Effecten van hoge doseringen groeihormoon worden zichtbaar bij mensen met acromegalie. Zij hebben van nature een te hoge groeihormoonproductie en hebben hierdoor grove gelaatstrekken en weinig lichaamsvet. Ondanks de grove lichaambouw is de spierkracht gering en is er sprake van snelle vermoeidheid.
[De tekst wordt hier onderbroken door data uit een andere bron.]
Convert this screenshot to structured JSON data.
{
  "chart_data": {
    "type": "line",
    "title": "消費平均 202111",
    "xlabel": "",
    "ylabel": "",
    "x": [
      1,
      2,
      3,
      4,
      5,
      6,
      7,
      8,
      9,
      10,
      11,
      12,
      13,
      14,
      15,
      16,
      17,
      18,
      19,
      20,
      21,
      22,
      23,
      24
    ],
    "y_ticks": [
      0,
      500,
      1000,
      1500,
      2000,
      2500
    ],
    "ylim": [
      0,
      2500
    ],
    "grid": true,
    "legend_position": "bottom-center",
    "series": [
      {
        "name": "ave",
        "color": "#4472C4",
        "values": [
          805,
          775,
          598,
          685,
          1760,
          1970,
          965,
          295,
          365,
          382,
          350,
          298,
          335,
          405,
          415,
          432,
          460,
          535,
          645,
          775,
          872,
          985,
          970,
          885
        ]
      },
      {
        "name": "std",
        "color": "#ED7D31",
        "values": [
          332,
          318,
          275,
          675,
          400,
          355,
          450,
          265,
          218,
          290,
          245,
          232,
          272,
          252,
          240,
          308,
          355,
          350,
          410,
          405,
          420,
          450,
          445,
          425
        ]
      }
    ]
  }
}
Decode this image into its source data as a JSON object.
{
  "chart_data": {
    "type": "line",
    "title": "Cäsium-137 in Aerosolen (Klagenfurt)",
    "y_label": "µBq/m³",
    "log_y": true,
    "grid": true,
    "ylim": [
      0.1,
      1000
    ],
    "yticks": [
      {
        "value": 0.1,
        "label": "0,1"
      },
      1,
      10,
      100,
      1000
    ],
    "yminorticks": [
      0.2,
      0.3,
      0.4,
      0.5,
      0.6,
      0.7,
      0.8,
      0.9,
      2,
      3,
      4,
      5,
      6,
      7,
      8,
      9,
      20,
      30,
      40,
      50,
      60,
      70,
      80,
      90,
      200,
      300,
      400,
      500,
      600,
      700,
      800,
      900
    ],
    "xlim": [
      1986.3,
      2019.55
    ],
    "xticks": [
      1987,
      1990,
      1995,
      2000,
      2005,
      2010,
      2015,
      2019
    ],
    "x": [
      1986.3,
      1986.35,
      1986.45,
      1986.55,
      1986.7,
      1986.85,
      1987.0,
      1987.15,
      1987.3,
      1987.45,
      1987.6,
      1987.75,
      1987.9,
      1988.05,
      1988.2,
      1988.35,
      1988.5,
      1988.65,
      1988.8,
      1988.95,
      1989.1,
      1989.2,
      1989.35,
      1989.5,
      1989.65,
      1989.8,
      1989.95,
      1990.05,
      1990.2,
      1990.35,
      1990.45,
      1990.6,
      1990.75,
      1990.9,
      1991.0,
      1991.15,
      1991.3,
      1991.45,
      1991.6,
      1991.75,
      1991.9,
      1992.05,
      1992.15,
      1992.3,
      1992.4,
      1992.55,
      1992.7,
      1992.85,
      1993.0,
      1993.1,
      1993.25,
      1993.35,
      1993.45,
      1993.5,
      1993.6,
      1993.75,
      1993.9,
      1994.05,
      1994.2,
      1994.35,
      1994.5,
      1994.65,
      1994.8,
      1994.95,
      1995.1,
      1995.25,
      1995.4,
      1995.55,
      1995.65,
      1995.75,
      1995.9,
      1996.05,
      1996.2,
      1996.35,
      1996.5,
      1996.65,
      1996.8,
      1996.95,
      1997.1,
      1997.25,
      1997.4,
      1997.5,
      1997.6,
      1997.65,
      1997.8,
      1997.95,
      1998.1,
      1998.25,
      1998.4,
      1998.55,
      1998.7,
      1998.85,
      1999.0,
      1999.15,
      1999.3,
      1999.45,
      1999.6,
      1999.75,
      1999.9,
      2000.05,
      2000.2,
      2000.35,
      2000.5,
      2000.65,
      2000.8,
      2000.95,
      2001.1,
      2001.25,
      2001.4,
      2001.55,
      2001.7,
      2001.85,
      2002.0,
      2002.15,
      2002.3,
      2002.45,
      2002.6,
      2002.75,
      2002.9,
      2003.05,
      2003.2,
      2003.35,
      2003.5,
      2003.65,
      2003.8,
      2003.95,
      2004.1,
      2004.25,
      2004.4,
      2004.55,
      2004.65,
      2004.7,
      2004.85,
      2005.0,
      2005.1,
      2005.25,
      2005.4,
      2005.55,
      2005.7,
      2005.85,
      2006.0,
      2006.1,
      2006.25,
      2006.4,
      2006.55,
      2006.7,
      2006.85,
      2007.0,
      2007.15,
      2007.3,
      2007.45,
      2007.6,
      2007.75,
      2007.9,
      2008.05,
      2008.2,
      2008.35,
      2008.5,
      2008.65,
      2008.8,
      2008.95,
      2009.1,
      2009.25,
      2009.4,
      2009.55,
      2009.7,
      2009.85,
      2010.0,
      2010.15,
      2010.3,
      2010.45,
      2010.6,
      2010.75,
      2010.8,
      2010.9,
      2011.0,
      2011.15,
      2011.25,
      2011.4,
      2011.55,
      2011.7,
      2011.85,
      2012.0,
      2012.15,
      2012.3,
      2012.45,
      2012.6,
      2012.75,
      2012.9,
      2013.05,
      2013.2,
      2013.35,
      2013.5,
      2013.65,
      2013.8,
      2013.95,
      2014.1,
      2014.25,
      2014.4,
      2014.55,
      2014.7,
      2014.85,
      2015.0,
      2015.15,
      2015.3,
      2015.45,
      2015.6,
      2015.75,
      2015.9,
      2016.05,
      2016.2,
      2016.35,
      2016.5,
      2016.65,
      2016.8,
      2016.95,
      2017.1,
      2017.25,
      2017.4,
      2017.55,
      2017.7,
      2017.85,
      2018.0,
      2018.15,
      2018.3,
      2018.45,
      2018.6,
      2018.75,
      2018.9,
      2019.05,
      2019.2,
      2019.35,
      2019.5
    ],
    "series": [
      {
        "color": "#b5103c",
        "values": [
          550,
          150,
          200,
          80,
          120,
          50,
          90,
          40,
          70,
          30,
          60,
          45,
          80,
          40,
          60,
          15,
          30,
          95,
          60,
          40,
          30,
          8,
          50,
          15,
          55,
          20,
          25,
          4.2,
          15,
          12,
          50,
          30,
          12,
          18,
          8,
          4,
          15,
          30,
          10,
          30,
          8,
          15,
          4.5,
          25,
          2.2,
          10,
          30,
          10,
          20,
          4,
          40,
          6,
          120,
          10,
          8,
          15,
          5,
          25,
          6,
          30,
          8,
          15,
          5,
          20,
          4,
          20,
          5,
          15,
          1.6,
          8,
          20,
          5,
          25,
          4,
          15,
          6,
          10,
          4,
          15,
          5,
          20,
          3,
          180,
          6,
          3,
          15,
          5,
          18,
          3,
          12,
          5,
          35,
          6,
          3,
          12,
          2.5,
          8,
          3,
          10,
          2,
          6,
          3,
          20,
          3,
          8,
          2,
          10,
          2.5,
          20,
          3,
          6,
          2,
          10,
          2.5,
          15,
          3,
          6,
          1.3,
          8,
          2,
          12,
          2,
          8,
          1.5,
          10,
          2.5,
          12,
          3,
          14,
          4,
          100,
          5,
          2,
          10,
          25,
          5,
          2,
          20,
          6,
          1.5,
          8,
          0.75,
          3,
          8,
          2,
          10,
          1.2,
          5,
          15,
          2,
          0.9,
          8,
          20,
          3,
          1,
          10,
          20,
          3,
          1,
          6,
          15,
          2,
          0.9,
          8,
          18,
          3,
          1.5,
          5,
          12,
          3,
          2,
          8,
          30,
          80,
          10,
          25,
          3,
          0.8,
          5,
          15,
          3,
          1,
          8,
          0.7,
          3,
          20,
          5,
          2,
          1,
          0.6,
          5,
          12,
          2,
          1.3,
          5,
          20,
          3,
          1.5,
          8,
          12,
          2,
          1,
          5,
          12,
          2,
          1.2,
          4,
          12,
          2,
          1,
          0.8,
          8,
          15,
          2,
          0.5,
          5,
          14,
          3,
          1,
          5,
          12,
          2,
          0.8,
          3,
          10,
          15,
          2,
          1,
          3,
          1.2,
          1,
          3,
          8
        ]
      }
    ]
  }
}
Mogelijke bijwerkingen van GH zijn:

  • spierzwakte;
  • gestoorde glucosetolerantie en diabetes;
  • hormonale stoornissen;
  • het vasthouden van zout en vocht, waardoor lokale zwellingen en spier- en gewrichtspijnen ontstaan;
  • risico op hepatitis- en HIV-besmetting door gezamenlijk gebruik van injectienaalden;
  • ziekte van Creutzfeldt-Jakob (‘gekkekoeienziekte’) wanneer groeihormoon uit stoffelijke overschotten en via de zwarte markt is gekocht (in 2002 is in Nederland een partij menselijk groeihormoon gevonden);
  • excessieve groei van schedel, onderkaak, handen en voeten.

Wetenschappers hebben lange tijd geloofd dat gezonde sporters niet gespierder of sterker worden door groeihormoon. Daarbij hielden ze er geen rekening mee dat dopinggebruikers groeihormoon meestal gebruiken in combinatie met andere middelen. Over het effect van die combinaties tasten onderzoekers nog in het duister.